Inequality. The whole sales pitch of the United States is that it’s a country where ‘anybody can become president,’ where equality is a founding virtue. It’s very hard to square that with runaway inequality — with inequality increasing by 20% from 1980 to 2016 and with wages stagnant for decades. The question is whether capitalism itself should be blamed for the trend, or whether the sort of managed capitalism of the U.S. can contain that inequality. The smart analysis would seem to be that the country had manageable economic parity in the post-war period, with the advent of the New Deal and the nearly-Social Democratic regime set up by Roosevelt and that that system was ripped apart by Reagan and the Chicago school of economics. Restore some basic checks on wealth disparity — an antitrust movement, an equivalent of the Glass-Steagall Act, a closing of the most egregious tax loopholes, etc — and (this is the gist of Bernie Sanders’ presidential campaigns) it’s possible to undo the Reagan Revolution and get back to something like Les Trente Glorieuses that preceded it. The slightly more cutting analysis would be that we are in a Gilded Age, that the creation of the means of wealth with the tech boom is so inherently unequal that it has created a divided society and that what’s called for is a new Progressive movement (progressive with a capital ‘P’) that breaks the larger monopolies and institutes a stakeholder system (as opposed to ‘shareholder ethics’) within corporations. The sense is that without some sort of drastic reform — which means government intervention — the country is just drifting, with ever-greater inequality, ever-greater resentment, and with the lives of Americans ever more unlivable.

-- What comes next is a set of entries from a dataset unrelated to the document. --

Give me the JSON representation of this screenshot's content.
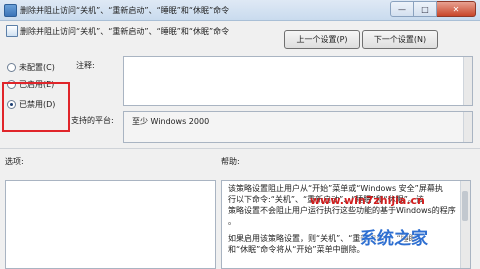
{
  "window": {
    "title": "删除并阻止访问“关机”、“重新启动”、“睡眠”和“休眠”命令",
    "minimize": "—",
    "maximize": "□",
    "close": "✕"
  },
  "header": {
    "policy_name": "删除并阻止访问“关机”、“重新启动”、“睡眠”和“休眠”命令",
    "prev_button": "上一个设置(P)",
    "next_button": "下一个设置(N)"
  },
  "state_options": [
    {
      "label": "未配置(C)",
      "checked": false
    },
    {
      "label": "已启用(E)",
      "checked": false
    },
    {
      "label": "已禁用(D)",
      "checked": true
    }
  ],
  "comment": {
    "label": "注释:",
    "value": ""
  },
  "platform": {
    "label": "支持的平台:",
    "value": "至少 Windows 2000"
  },
  "options": {
    "label": "选项:"
  },
  "help": {
    "label": "帮助:",
    "p1_line1": "该策略设置阻止用户从“开始”菜单或“Windows 安全”屏幕执",
    "p1_line2": "行以下命令:“关机”、“重新启动”、“睡眠”和“休眠”。该",
    "p1_line3": "策略设置不会阻止用户运行执行这些功能的基于Windows的程序",
    "p1_line4": "。",
    "p2_line1": "如果启用该策略设置，则“关机”、“重新启动”、“睡眠”",
    "p2_line2": "和“休眠”命令将从“开始”菜单中删除。"
  },
  "watermark": {
    "url": "www.win7zhijia.cn",
    "brand": "系统之家"
  },
  "colors": {
    "highlight": "#e0252a",
    "watermark_red": "#d21e1e",
    "watermark_blue": "#2e6fd1"
  }
}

Some of what I’m saying here are talking points of the left. Some are talking points of the right. The point is that the country’s direction clearly isn’t good. Fortunately, part of the American tradition is renewal — and really drastic social overhaul, often initiated by the government. One occurred in the the aftermath of the Civil War. One occurred with Theodore Roosevelt and the Progressive Era. The other occurred with Franklin Roosevelt and the New Deal. I don’t think that Ronald Reagan, Milton Friedman, and Mitch McConnell should get the last word in American governance. It’s important to think big and to imagine how the country can be, fundamentally, restored.
Fixing the Postal Service should be one of Biden's talking points. There's enough of a groundswell to get a few more million voters out to the polls on this single issue.
I'm often more cynical about institutions than you, I suspect, but must admit I had painless and seamlessly professional experiences with the NYC expedited passport office and jury duty employees over the last number of months. Guess it might come down to luck of the draw!